Among the first things that should change is the courts’ broad grant of power to the FCC. The First Amendment and 47 U.S.C. § 326 both prohibit FCC censorship, yet precedents like NBC, Red Lion, and more have allowed the FCC to ride roughshod over those limits. Given that today’s media market offers not scarcity but near-infinite choice, there is simply no good justification for courts to treat broadcast media as less deserving of First Amendment protection. “Congress shall make no law…abridging the freedom of speech, or of the press” does not have an asterisk for broadcast media. It is past time for the Supreme Court to apply its otherwise strong First Amendment jurisprudence to broadcasters as well.
But Congress must also act to fix the problem it created. Narrow fixes, such as ending the news distortion or equal-time rules, would remove some of the most obviously problematic tools from the FCC’s toolbox. Some have proposed clarifying, changing, or restricting the public-interest doctrine to more tightly confine the FCC’s authority. These are good ideas, and I have recommended similar steps.

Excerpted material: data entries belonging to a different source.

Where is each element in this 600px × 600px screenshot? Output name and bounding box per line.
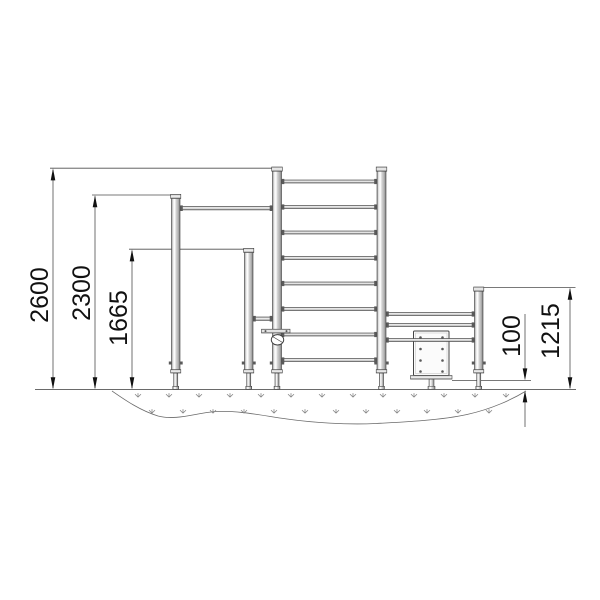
ladder-rung [282,255,378,260]
grass-tick-icon [196,393,202,397]
dim-100-label: 100 [498,315,526,357]
ladder-rung [282,179,378,184]
grass-tick-icon [333,409,339,413]
grass-tick-icon [180,409,186,413]
ladder-rung [282,281,378,286]
dim-2600-label: 2600 [26,267,54,323]
grass-tick-icon [441,393,447,397]
grass-tick-icon [319,393,325,397]
surfacing-pit-outline [112,391,526,424]
pullup-bar [180,205,273,211]
grass-tick-icon [302,409,308,413]
grass-tick-icon [135,393,141,397]
grass-tick-icon [271,409,277,413]
right-frame-bar [386,322,475,327]
bolt-icon [441,348,444,351]
grass-tick-icon [350,393,356,397]
bolt-icon [419,359,422,362]
ladder-rung [282,230,378,235]
dim-1665-label: 1665 [105,290,133,346]
low-parallel-bar [253,316,273,322]
bolt-icon [441,370,444,373]
post-2300 [169,194,183,389]
grass-tick-icon [394,409,400,413]
dim-2300-label: 2300 [68,265,96,321]
grass-tick-icon [363,409,369,413]
right-frame-bar [386,311,475,316]
grass-tick-icon [455,409,461,413]
grass-tick-icon [258,393,264,397]
dimension-2600: 2600 [26,168,273,389]
ladder-post-right [374,167,388,389]
bolt-icon [441,359,444,362]
grass-tick-icon [166,393,172,397]
grass-tick-icon [288,393,294,397]
ladder-rung [282,332,378,337]
grass-marks [135,393,509,413]
grass-tick-icon [411,393,417,397]
equipment-structure [169,167,486,389]
ladder-rung [282,204,378,209]
grass-tick-icon [380,393,386,397]
ladder-post-left [270,167,284,389]
grass-tick-icon [472,393,478,397]
grass-tick-icon [227,393,233,397]
bolt-icon [419,348,422,351]
grass-tick-icon [503,393,509,397]
technical-drawing: 2600 2300 1665 1215 100 [0,0,600,600]
grass-tick-icon [424,409,430,413]
drawing-canvas: 2600 2300 1665 1215 100 [0,0,600,600]
grass-tick-icon [486,409,492,413]
ladder-rung [282,306,378,311]
ground [35,389,576,424]
grass-tick-icon [210,409,216,413]
bolt-icon [419,370,422,373]
dim-1215-label: 1215 [537,303,565,359]
ladder-rung [282,357,378,362]
clamp-hook [262,329,291,345]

But the FCC’s fatal conceit is that the government must manage spectrum or else scarce spectrum will not operate properly. As history shows, however, when the FCC is restricted, speech and technological innovation grow. The problem with spectrum and broadcast media today is not the lack of government regulation; the problem is government regulation itself.
A more comprehensive fix, then, would be to get the government out of the business of determining who may use spectrum and on what terms. What that looks like has been, and should continue to be, the subject of significant research. And of course, a property rights approach may still include a government role for adjudicating disputes, ensuring safety and security, and coordinating with international broadcast authorities.
But the FCC does not need to micromanage spectrum, and it certainly does not need to use spectrum licenses as a lever for editorial control. With the FCC’s control over licenses removed, broadcast speech would be far freer from government manipulation and jawboning.
The FCC’s recent doubling down on the public-interest standard and its power over broadcast media shows that FCC reform is necessary—whether through litigation, legislation, narrow statutory changes, or fundamentally rethinking spectrum governance.